For the most part, Bill didn’t mind the job…for the most part. There was one little problem Bill had with it: his coworker, Chuck. Chuck always seemed to find every way possible to annoy Bill. Today, he seemed to have decided on asking stupid questions. Case in point:
“You know, umhlambi. Big rhino things. Don’t they always look pissed off to you?”
“Yes, Chuck, I’m aware of what an umhlambi is. And honestly, I’ve never really noticed or cared if they looked pissed off.”
“I’d recommend noticing and caring right now.”
“And why is that?”
“Because there’s a whole herd of them coming right for us.”
Bill wanted to laugh. “You’re pulling my leg, aren’t you?”
Chuck shook his head. “Take a look.”
Bill peeked through the window.
He saw large, billowing clouds of dust. And it seemed to be moving closer.
He started noticing details, little by little.
It was a herd of umhlambi, heading straight for them.
“I’ll be damned,” Bill muttered.
Bill turned to Chuck. “Sound the alarm. Get the word out. Then get out of here.”
“And what are you doing?” Chuck asked.
Bill got a gun. “I’m gonna cover you,” he said as he exited the hut.
Chuck got a cell comm, and sent out a distress signal. “This is Wasteland Outpost 23-D, sending out a distress signal. There’s a herd of umhlmabi heading right for us, and towards New Havenrock.”
Chuck heard screams outside, and thundering. He took a quick look through the window.
The herd was getting closer, and Bill…well, he couldn’t see much of Bill, except a bloodied hand.
“I repeat, this is Wastedland Outpost 23-D! We’re being overrun by umhlambi! Send help! I repeat, send –”
“And that’s the last we heard from them.” Jeb said.
He, along with a girl in a heart shirt and jacket and a man with white hair and piercing blue eyes, were sitting at a booth in the West Point, a bar for Slayers. Slayers are monster hunters, like the girl and man situated across from Jeb, who gave jobs to Slayers.
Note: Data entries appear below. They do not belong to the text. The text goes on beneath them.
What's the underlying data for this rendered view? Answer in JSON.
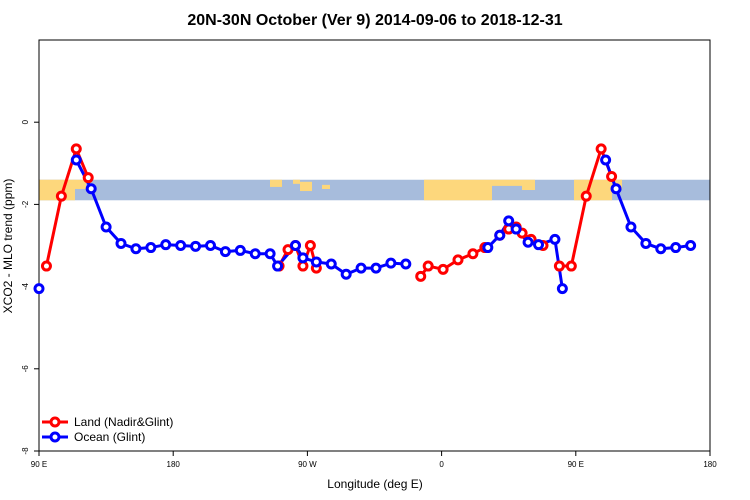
{
  "chart_data": {
    "type": "line",
    "title": "20N-30N October (Ver 9)   2014-09-06 to 2018-12-31",
    "xlabel": "Longitude (deg E)",
    "ylabel": "XCO2 - MLO trend (ppm)",
    "xlim": [
      90,
      540
    ],
    "ylim": [
      -8,
      2
    ],
    "x_ticks": [
      {
        "value": 90,
        "label": "90 E"
      },
      {
        "value": 180,
        "label": "180"
      },
      {
        "value": 270,
        "label": "90 W"
      },
      {
        "value": 360,
        "label": "0"
      },
      {
        "value": 450,
        "label": "90 E"
      },
      {
        "value": 540,
        "label": "180"
      }
    ],
    "y_ticks": [
      {
        "value": 0,
        "label": "0"
      },
      {
        "value": -2,
        "label": "-2"
      },
      {
        "value": -4,
        "label": "-4"
      },
      {
        "value": -6,
        "label": "-6"
      },
      {
        "value": -8,
        "label": "-8"
      }
    ],
    "map_strip": {
      "y_top": -1.4,
      "y_bottom": -1.9,
      "ocean_color": "#a7bcdc",
      "land_color": "#fdd77c"
    },
    "legend_position": "bottom-left",
    "series": [
      {
        "name": "Land (Nadir&Glint)",
        "color": "#ff0000",
        "segments": [
          [
            [
              95,
              -3.5
            ],
            [
              105,
              -1.8
            ],
            [
              115,
              -0.65
            ],
            [
              123,
              -1.35
            ]
          ],
          [
            [
              251,
              -3.5
            ],
            [
              257,
              -3.1
            ],
            [
              262,
              -3.0
            ],
            [
              267,
              -3.5
            ],
            [
              272,
              -3.0
            ],
            [
              276,
              -3.55
            ]
          ],
          [
            [
              346,
              -3.75
            ],
            [
              351,
              -3.5
            ],
            [
              361,
              -3.58
            ],
            [
              371,
              -3.35
            ],
            [
              381,
              -3.2
            ],
            [
              389,
              -3.05
            ]
          ],
          [
            [
              399,
              -2.75
            ],
            [
              405,
              -2.6
            ],
            [
              410,
              -2.55
            ],
            [
              414,
              -2.7
            ],
            [
              420,
              -2.85
            ],
            [
              428,
              -3.0
            ]
          ],
          [
            [
              439,
              -3.5
            ],
            [
              447,
              -3.5
            ],
            [
              457,
              -1.8
            ],
            [
              467,
              -0.65
            ],
            [
              474,
              -1.32
            ]
          ]
        ]
      },
      {
        "name": "Ocean (Glint)",
        "color": "#0000ff",
        "segments": [
          [
            [
              90,
              -4.05
            ]
          ],
          [
            [
              115,
              -0.92
            ],
            [
              125,
              -1.62
            ],
            [
              135,
              -2.55
            ],
            [
              145,
              -2.95
            ],
            [
              155,
              -3.08
            ],
            [
              165,
              -3.05
            ],
            [
              175,
              -2.98
            ],
            [
              185,
              -3.0
            ],
            [
              195,
              -3.02
            ],
            [
              205,
              -3.0
            ],
            [
              215,
              -3.15
            ],
            [
              225,
              -3.12
            ],
            [
              235,
              -3.2
            ],
            [
              245,
              -3.2
            ],
            [
              250,
              -3.5
            ],
            [
              262,
              -3.0
            ],
            [
              267,
              -3.3
            ],
            [
              276,
              -3.4
            ],
            [
              286,
              -3.45
            ],
            [
              296,
              -3.7
            ],
            [
              306,
              -3.55
            ],
            [
              316,
              -3.55
            ],
            [
              326,
              -3.43
            ],
            [
              336,
              -3.45
            ]
          ],
          [
            [
              391,
              -3.05
            ],
            [
              399,
              -2.75
            ],
            [
              405,
              -2.4
            ],
            [
              410,
              -2.6
            ],
            [
              418,
              -2.92
            ],
            [
              425,
              -2.98
            ],
            [
              436,
              -2.85
            ],
            [
              441,
              -4.05
            ]
          ],
          [
            [
              470,
              -0.92
            ],
            [
              477,
              -1.62
            ],
            [
              487,
              -2.55
            ],
            [
              497,
              -2.95
            ],
            [
              507,
              -3.08
            ],
            [
              517,
              -3.05
            ],
            [
              527,
              -3.0
            ]
          ]
        ]
      }
    ]
  }
}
He was basically a human “Help Wanted” add for monster hunters.
He just finished playing the audio logs of the distress call for the two.
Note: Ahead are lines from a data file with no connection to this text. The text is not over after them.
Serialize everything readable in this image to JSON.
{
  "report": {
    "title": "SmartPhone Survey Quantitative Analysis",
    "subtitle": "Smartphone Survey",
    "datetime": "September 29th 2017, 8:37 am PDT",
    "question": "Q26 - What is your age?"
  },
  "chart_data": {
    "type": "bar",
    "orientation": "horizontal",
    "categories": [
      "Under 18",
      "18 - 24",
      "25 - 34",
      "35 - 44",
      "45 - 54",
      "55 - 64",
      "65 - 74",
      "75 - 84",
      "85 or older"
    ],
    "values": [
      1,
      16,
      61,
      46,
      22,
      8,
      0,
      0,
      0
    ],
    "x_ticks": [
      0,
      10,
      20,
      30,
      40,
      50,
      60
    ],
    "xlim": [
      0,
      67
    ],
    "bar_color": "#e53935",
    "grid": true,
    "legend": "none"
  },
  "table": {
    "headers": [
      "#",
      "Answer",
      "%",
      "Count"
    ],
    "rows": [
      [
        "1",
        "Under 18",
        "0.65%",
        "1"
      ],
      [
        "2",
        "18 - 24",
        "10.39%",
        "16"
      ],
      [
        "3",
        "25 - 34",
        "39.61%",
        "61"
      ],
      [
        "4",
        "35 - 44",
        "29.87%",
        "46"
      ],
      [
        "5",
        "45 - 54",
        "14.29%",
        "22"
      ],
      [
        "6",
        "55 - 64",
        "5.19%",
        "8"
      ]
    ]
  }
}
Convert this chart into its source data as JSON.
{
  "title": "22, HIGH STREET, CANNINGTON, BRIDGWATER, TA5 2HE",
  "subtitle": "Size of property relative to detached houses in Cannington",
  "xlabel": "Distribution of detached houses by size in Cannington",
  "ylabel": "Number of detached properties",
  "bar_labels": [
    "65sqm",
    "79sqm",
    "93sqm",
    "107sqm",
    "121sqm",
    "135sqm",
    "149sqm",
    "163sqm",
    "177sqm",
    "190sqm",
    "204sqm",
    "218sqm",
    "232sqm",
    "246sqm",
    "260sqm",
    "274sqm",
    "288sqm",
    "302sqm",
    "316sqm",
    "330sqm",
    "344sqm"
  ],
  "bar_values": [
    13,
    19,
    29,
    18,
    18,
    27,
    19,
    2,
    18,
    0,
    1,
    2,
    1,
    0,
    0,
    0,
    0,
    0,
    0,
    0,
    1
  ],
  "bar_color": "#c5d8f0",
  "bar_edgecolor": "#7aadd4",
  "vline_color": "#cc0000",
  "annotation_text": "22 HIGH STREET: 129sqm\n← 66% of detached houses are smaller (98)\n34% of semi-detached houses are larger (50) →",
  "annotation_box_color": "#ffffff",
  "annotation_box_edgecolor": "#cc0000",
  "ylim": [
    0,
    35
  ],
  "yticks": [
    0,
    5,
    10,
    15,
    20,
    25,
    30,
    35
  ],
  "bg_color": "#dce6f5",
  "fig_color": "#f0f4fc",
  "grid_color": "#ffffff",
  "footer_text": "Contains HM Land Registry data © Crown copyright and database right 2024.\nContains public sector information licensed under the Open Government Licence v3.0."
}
“And what do you want us to do?” the man – Frost – asked.
“Well, the government of New Havenrock wants some Slayers to go the herd and put them down.”
“Why Slayers? Wouldn’t an army make more sense?”
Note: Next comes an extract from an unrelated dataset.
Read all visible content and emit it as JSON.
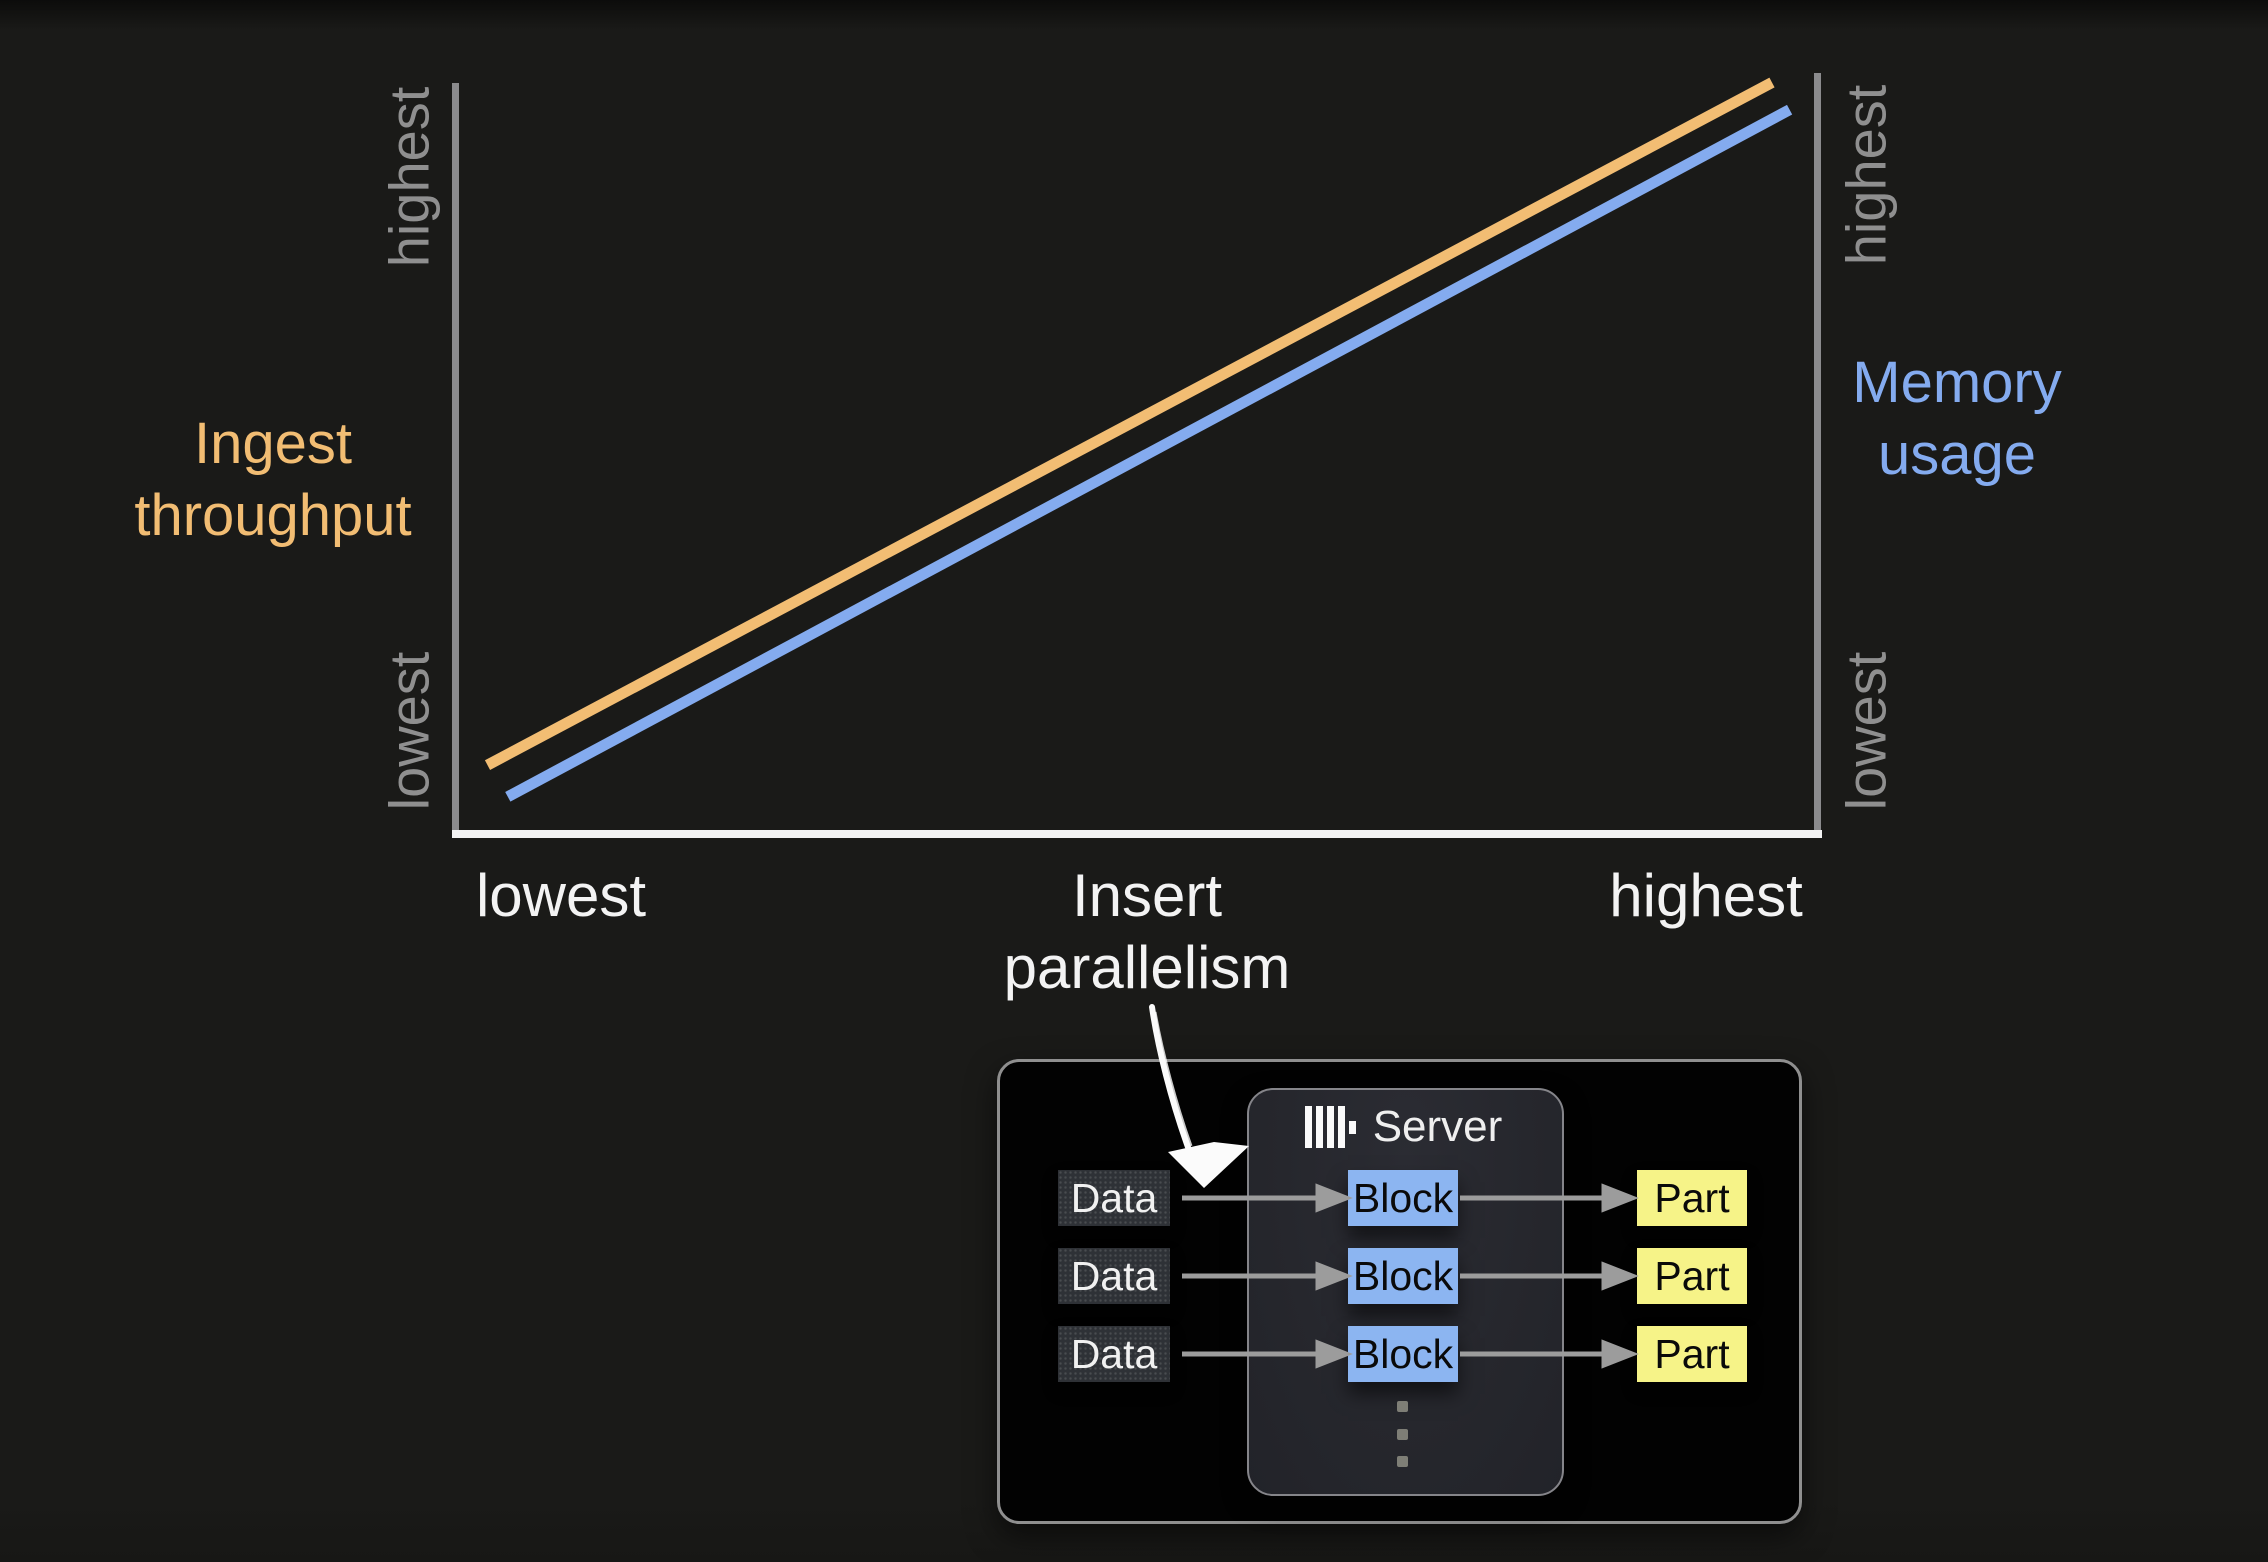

“New Havenrock’s had a tough time, and the government doesn’t want to worry the populace any more than they need to. An army would send the wrong message.”
The girl – Natalie – was sipping on a soda. When she heard that, she stopped, and says, “That sounds dumb.” Then she went back to her soda.
“She’s right,” Frost said.
“Dumb or not, that’s what the government wants. And they’re offering a lot of money to put this herd down."
“About a million credits.”
Natalie, who had just finished her soda and was in the process of swallowing the last of the drink, spit out the liquid in shock.
“One million credits? Think of all the pancakes we could buy!” she exclaimed.
Jeb, who was just drenched in soda, said in a voice not too far from anger, “Yes. That’s it. Think of pancakes.”
Natalie looked the man over. “Oh. Sorry!”
Jeb sighed. “Are you two willing to take this?”
Frost thought about it. One million credits was a lot of money, and in this world, money was a valuable commodity. There was also the fact that no army would be dispatched to take these things down, so he and Natalie were probably the best way to save a lot of lives. And, finally, he knew if he didn’t take this, Natalie would never let him hear the end of it.
“Fine. We accept.” Frost said.
“Yay!” Natalie yelled, and hugged him.
Jeb handed Frost a paper.
“Those are the coordinates where the umhlambi were last spotted.”
“Thanks,” Frost said.
Jeb smiled. “Enjoy your pancakes.” He said, getting out of the booth and walking away.